La nutrition devient un pilier essentiel du traitement du cancer en Allemagne, avec l’introduction de nouvelles directives nationales qui rendent obligatoire le dépistage de la malnutrition et mettent en garde contre les régimes non prouvés. Cette approche novatrice vise à améliorer la qualité des soins et les chances de guérison des patients.
Publiées conjointement par la Société allemande de médecine nutritionnelle (DGEM) et la Société allemande du cancer (DKG), ces nouvelles directives S3 établissent la nutrition clinique comme une composante intégrale de la prise en charge oncologique. Un dépistage systématique de la malnutrition sera désormais exigé pour tous les patients atteints de cancer, car un mauvais état nutritionnel peut compromettre l’efficacité des traitements et augmenter les complications.

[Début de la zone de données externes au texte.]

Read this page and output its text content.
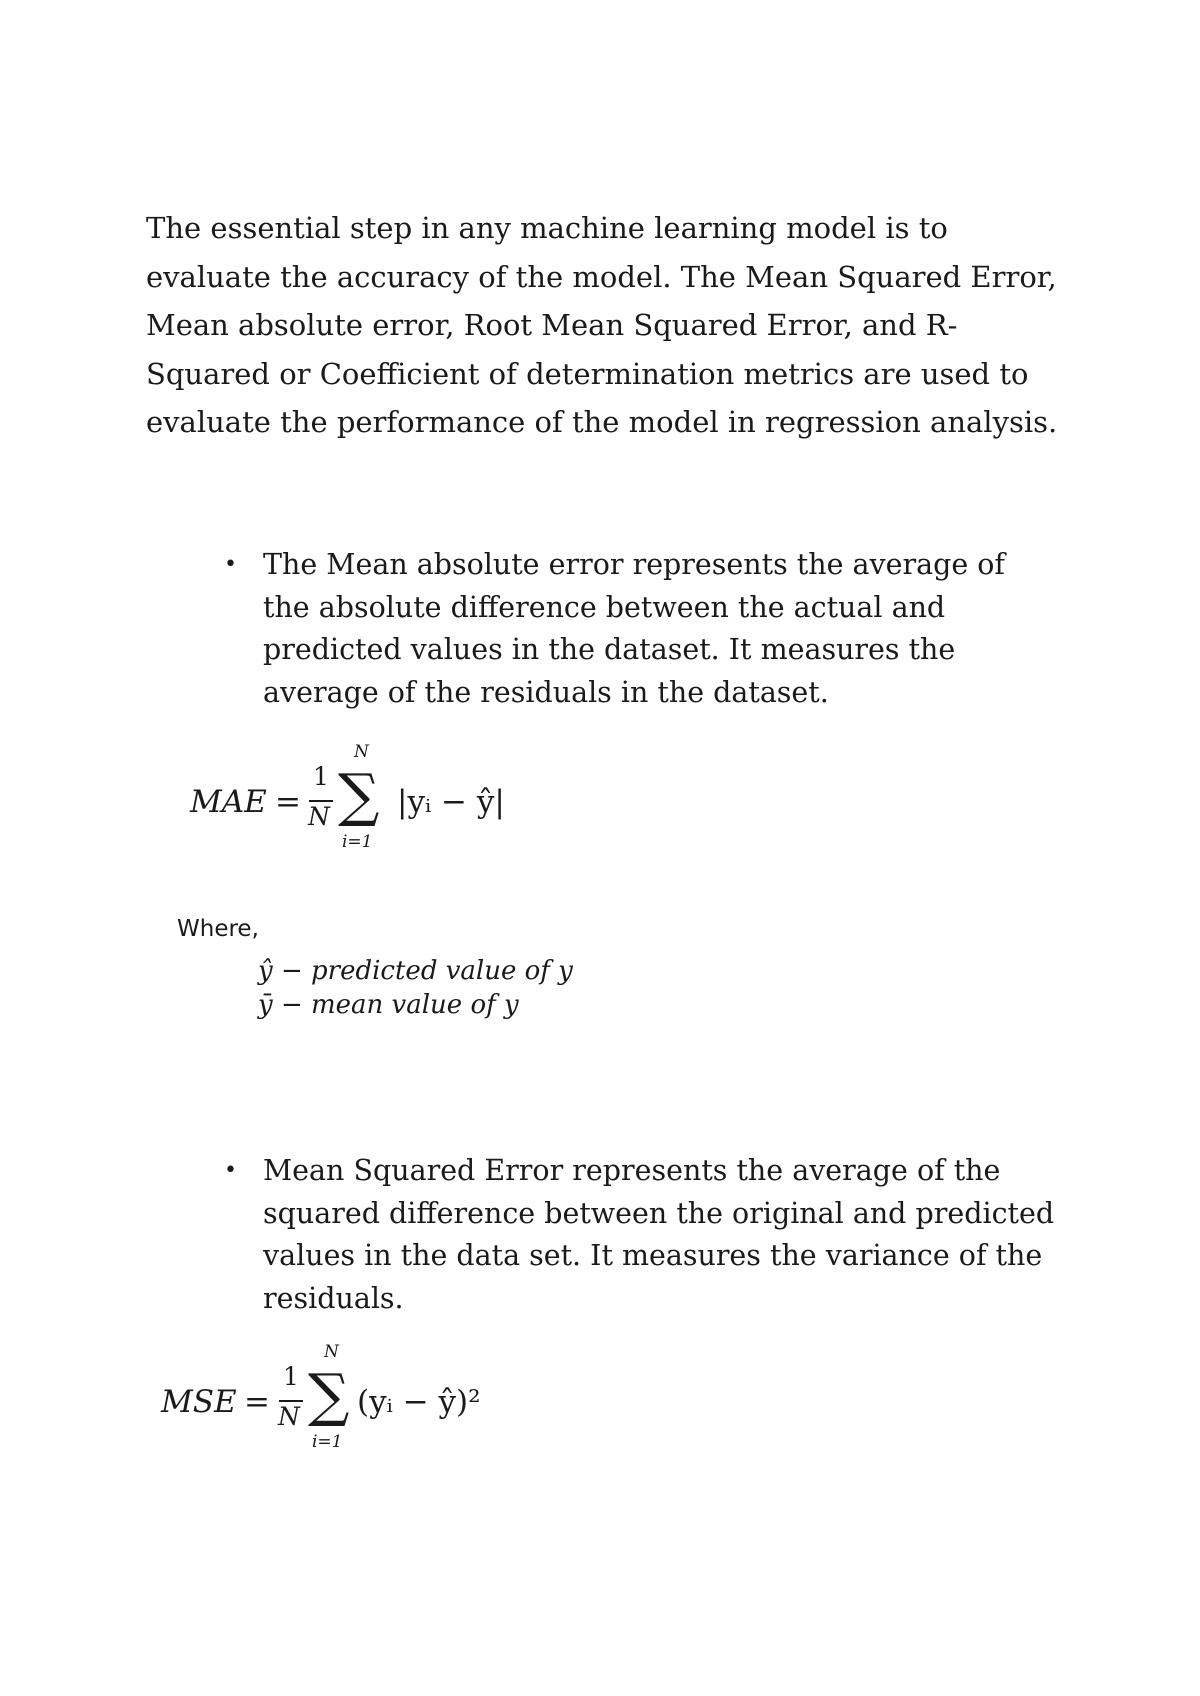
The essential step in any machine learning model is to evaluate the accuracy of the model. The Mean Squared Error, Mean absolute error, Root Mean Squared Error, and R-Squared or Coefficient of determination metrics are used to evaluate the performance of the model in regression analysis.

• The Mean absolute error represents the average of the absolute difference between the actual and predicted values in the dataset. It measures the average of the residuals in the dataset.
MAE =
1
N
N
∑
i=1
|yᵢ − ŷ|
Where,
ŷ − predicted value of y
ȳ − mean value of y
• Mean Squared Error represents the average of the squared difference between the original and predicted values in the data set. It measures the variance of the residuals.
MSE =
1
N
N
∑
i=1
(yᵢ − ŷ)²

Les patients identifiés comme étant à risque bénéficieront immédiatement de conseils nutritionnels personnalisés. Cette initiative marque un passage d’une approche réactive à une approche préventive, soulignent les experts.
Les directives rejettent fermement les « régimes anticancéreux » populaires mais non validés scientifiquement, tels que le régime cétogène ou la cure Breuss. « Ces régimes stricts peuvent aggraver la malnutrition sans apporter de bénéfices prouvés », avertit le groupe d’experts. Aucune preuve suffisante n’a été trouvée pour recommander un régime végétalien ou végétarien spécifique dans le cadre du traitement du cancer, privilégiant plutôt une planification nutritionnelle individualisée supervisée par des professionnels.
L’importance d’une bonne nutrition est particulièrement cruciale avant les interventions chirurgicales. Les patients présentant une perte de poids significative devraient bénéficier d’une thérapie nutritionnelle ciblée, et la date de l’opération pourrait même être reportée si nécessaire. Un patient bien nourri a, en effet, de meilleures chances de guérison.
Ce changement de paradigme reconnaît la nutrition comme le quatrième pilier du traitement du cancer, aux côtés de la chirurgie, de la radiothérapie et de la chimiothérapie. Des études, comme l’étude suisse EFFORT, démontrent qu’une thérapie nutritionnelle structurée peut réduire la mortalité et les complications chez les patients souffrant de malnutrition. L’objectif de ces nouvelles normes est d’améliorer la qualité des soins à tous les niveaux en Allemagne.